Quest’anno tutte le confessioni cristiane la celebreranno insieme

Tra gli appuntamenti ecumenici che l’anno giubilare interseca, forse il più significativo nasce dal fatto che quest’anno la Pasqua, il “cuore che genera” la Speranza cristiana, viene celebrata, per coincidenze astronomiche, da tutte le Confessioni cristiane nella medesima domenica, il prossimo 20 aprile (l’ultima volta era accaduto nel 2014, e prima nel 2001). Questo fatto, in sé positivo, rivela tuttavia una situazione paradossale che dal 1583 - l’anno successivo alla riforma del calendario voluta da Gregorio XIII - segna la cristianità, rendendoci uniti dalla Risurrezione, ma divisi sulla data della sua celebrazione. Ogni anno, infatti, nella cristianità si celebrano (almeno) “due Pasque”: una festeggiata dalla Chiesa cattolica, dalla stragrande maggioranza delle Chiese e Denominazioni nate dalla Riforma seguendo il calendario gregoriano, e un’altra celebrata dalle Chiese ortodosse e dalle Antiche Chiese orientali (Assiri, Copti, ecc.) calcolata allo stesso modo, ma seguendo il calendario giuliano.

Per prendere maggior coscienza dello scandalo e dei problemi che questo comporta in termini liturgico-teologici e, soprattutto in alcune parti del mondo, anche pastorali, l’Ufficio per l’ecumenismo ha proposto un ciclo d’incontri nello scorso mese di febbraio, l’11 a Montebelluna, e il 18 a Fontane, ospiti della Chiesa battista “Agape”. I presenti sono stati introdotti al tema dal direttore dell’Ufficio, don Luca Pertile, con un intervento sull’importanza e l’attualità della questione e, successivamente, da una puntuale e dinamica ricostruzione storico-teologica di come lo sforzo di trovare una data comune per la celebrazione della Pasqua abbia caratterizzato la Chiesa fin quasi dal suo nascere, offerta da don Davide Fiocco, patrologo della diocesi di Belluno-Feltre, docente e segretario dell’Issr Giovanni Paolo I e dell’Istituto Teologico interdiocesano Toniolo. Sono state così ripercorse le dispute dalla Chiesa dei primi secoli fino a comprendere come la riforma liturgica del Vaticano II - per parte cattolica - abbia recuperato le più significative tradizioni antiche nell’attuale assetto celebrativo del Triduo pasquale.

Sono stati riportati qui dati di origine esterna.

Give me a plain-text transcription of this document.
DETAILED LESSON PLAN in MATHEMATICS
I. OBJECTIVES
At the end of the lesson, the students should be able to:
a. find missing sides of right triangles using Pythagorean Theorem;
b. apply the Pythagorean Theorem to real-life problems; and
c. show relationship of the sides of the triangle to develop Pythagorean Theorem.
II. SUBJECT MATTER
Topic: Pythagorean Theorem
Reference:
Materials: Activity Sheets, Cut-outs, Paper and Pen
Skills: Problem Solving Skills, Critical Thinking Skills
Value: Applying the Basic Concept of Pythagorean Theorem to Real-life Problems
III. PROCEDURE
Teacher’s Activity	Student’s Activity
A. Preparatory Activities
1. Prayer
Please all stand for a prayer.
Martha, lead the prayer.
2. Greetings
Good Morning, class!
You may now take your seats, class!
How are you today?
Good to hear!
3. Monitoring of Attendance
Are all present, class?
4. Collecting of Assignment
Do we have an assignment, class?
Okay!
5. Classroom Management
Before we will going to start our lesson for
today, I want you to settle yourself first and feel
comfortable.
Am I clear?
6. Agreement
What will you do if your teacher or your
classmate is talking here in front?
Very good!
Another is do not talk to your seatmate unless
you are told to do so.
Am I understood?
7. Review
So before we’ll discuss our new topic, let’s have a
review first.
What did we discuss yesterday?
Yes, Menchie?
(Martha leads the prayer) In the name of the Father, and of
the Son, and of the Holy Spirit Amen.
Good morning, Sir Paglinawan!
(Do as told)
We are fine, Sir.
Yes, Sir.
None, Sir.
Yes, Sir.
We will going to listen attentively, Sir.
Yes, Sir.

Risulta tuttavia di difficile comprensione per noi cristiani post-moderni e secolarizzati, che abbiamo una concezione del tempo diversa dagli antichi, comprendere il senso di ricercare un modo comune per calcolare la data della Pasqua e quindi celebrarla insieme. Alla fine, non si tratta solo di una data, sicuramente importante, ma comunque sempre un poco convenzionale? Perché la data della celebrazione della Pasqua non è una questione di calendario e nemmeno solo una questione pastorale particolarmente rilevante.

La data della Pasqua ha, potremmo dire, un “valore simbolico” e quindi identitario fortissimo, quasi “sacramentale”, riassunto da papa Ratzinger con la famosa espressione, “la fede cristiana sta, o cade, con la verità della testimonianza secondo cui Cristo è risorto dai morti”.

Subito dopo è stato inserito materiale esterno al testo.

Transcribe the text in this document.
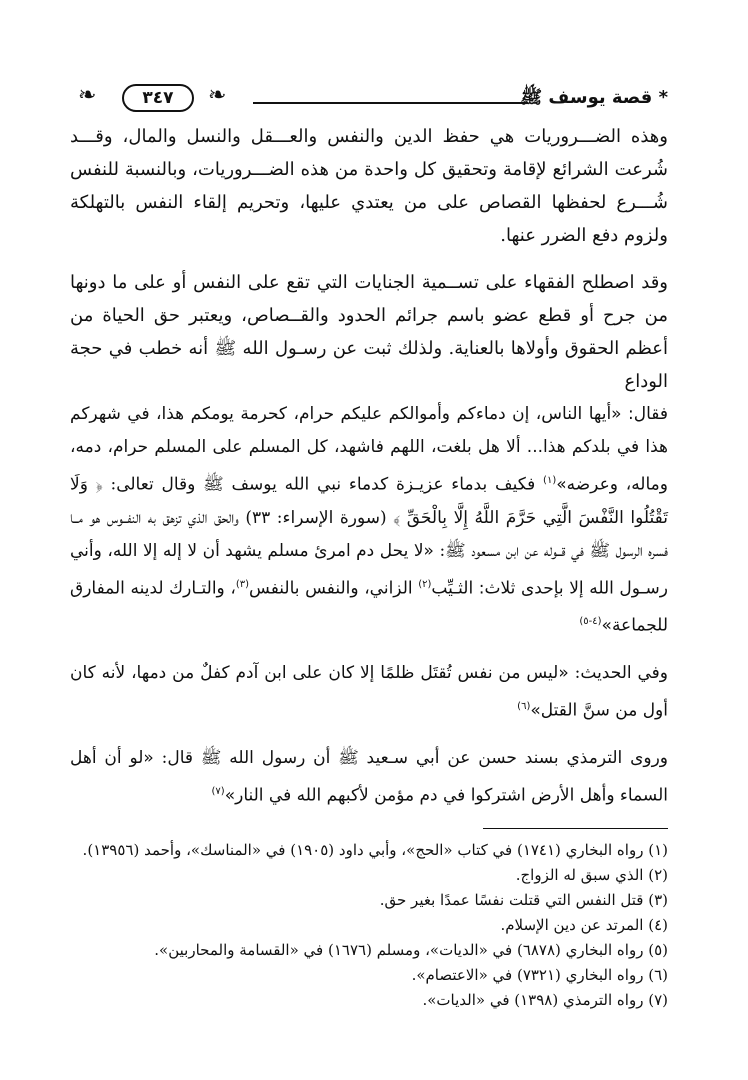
* قصة يوسف ﷺ
❧	٣٤٧	❧

وهذه الضـــروريات هي حفظ الدين والنفس والعـــقل والنسل والمال، وقـــد شُرعت الشرائع لإقامة وتحقيق كل واحدة من هذه الضـــروريات، وبالنسبة للنفس شُـــرع لحفظها القصاص على من يعتدي عليها، وتحريم إلقاء النفس بالتهلكة ولزوم دفع الضرر عنها.

وقد اصطلح الفقهاء على تســمية الجنايات التي تقع على النفس أو على ما دونها من جرح أو قطع عضو باسم جرائم الحدود والقــصاص، ويعتبر حق الحياة من أعظم الحقوق وأولاها بالعناية. ولذلك ثبت عن رسـول الله ﷺ أنه خطب في حجة الوداع

فقال: «أيها الناس، إن دماءكم وأموالكم عليكم حرام، كحرمة يومكم هذا، في شهركم هذا في بلدكم هذا... ألا هل بلغت، اللهم فاشهد، كل المسلم على المسلم حرام، دمه، وماله، وعرضه»$^{(١)}$ فكيف بدماء عزيـزة كدماء نبي الله يوسف ﷺ وقال تعالى: ﴿ وَلَا تَقْتُلُوا النَّفْسَ الَّتِي حَرَّمَ اللَّهُ إِلَّا بِالْحَقِّ ﴾ (سورة الإسراء: ٣٣) والحق الذي تزهق به النفــوس هو مــا فسره الرسول ﷺ في قــوله عن ابن مسعود ﷺ: «لا يحل دم امرئ مسلم يشهد أن لا إله إلا الله، وأني رسـول الله إلا بإحدى ثلاث: الثـيِّب$^{(٢)}$ الزاني، والنفس بالنفس$^{(٣)}$، والتـارك لدينه المفارق للجماعة»$^{(٤-٥)}$

وفي الحديث: «ليس من نفس تُقتَل ظلمًا إلا كان على ابن آدم كفلٌ من دمها، لأنه كان أول من سنَّ القتل»$^{(٦)}$

وروى الترمذي بسند حسن عن أبي سـعيد ﷺ أن رسول الله ﷺ قال: «لو أن أهل السماء وأهل الأرض اشتركوا في دم مؤمن لأكبهم الله في النار»$^{(٧)}$

(١) رواه البخاري (١٧٤١) في كتاب «الحج»، وأبي داود (١٩٠٥) في «المناسك»، وأحمد (١٣٩٥٦).
(٢) الذي سبق له الزواج.
(٣) قتل النفس التي قتلت نفسًا عمدًا بغير حق.
(٤) المرتد عن دين الإسلام.
(٥) رواه البخاري (٦٨٧٨) في «الديات»، ومسلم (١٦٧٦) في «القسامة والمحاربين».
(٦) رواه البخاري (٧٣٢١) في «الاعتصام».
(٧) رواه الترمذي (١٣٩٨) في «الديات».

Inoltre, il modo con il quale tale data viene calcolata non è indifferente. Rimanda anzitutto alle radici ebraiche della nostra fede, e interpellando anche il moto degli astri, richiama il valore cosmico della Redenzione, e ricorda la normatività che possiede il pronunciamento niceno, che già considerava questi e altri elementi. Si tratta di aspetti certamente difficili da comprendere nella loro importanza per un cristiano contemporaneo, ma che, se trascurati con troppa facilità, impoveriscono la nostra fede. Non si tratta pertanto solo di una data, ma del memoriale annuale - come lo è la celebrazione domenicale per la settimana - nel quale ci viene comunicata la Grazia che ci ha salvato.

La situazione attuale è per molta parte conseguenza di una sorta d’indifferenza o di estraniazione che ha allontanato - al di là dei singoli capitoli oggetto di controversia - Oriente e Occidente. Questo poteva essere comprensibile (non giustificabile) sia perché ogni Chiesa era convinta che l’altra fosse sempre “in errore”, quando non aveva il suo stesso modo di vivere la fede, sia perché ci si trovava in un mondo non globalizzato, dove i flussi di informazione e migratori - che comunque ci sono sempre stati e sono stati alla base di tante dispute - erano molto più lenti. Pertanto non veniva facilmente messo in questione il “monocolore religioso” che caratterizzava territori come il nostro o anche interi Stati. Per cui, il problema di “più Pasque in un anno” semplicemente non si poneva.

Ora questa condizione, se non è già finita, sta per finire. Quelle finestre sul futuro che sono le nostre Scuole dell’infanzia o le classi frequentate dai nostri figli e nipoti ce lo rivelano, con un discreto anticipo. Saremo sempre meno cristiani e sentiremo sempre più le divisioni confessionali, a cominciare dalla differenza di data nel celebrare la stessa Pasqua, nonostante la generosa apertura di papa Francesco, che a conclusione della scorsa Settimana di preghiera per l’unità, ha dichiarato che “la Chiesa cattolica è disposta ad accettare ogni data comune per la celebrazione della Pasqua”. La ricerca dell’unità non è qualcosa da affidare ai soli esperti, ma un cammino lungo che chiama in causa la “creatività spirituale” di tutti a cominciare “dal basso”, dai “rapporti di vicinanza” e fraternità delle nostre Comunità, per offrire la possibilità che i nostri fratelli preghino e celebrino lo stesso Signore Gesù Cristo anche se con un calendario diverso.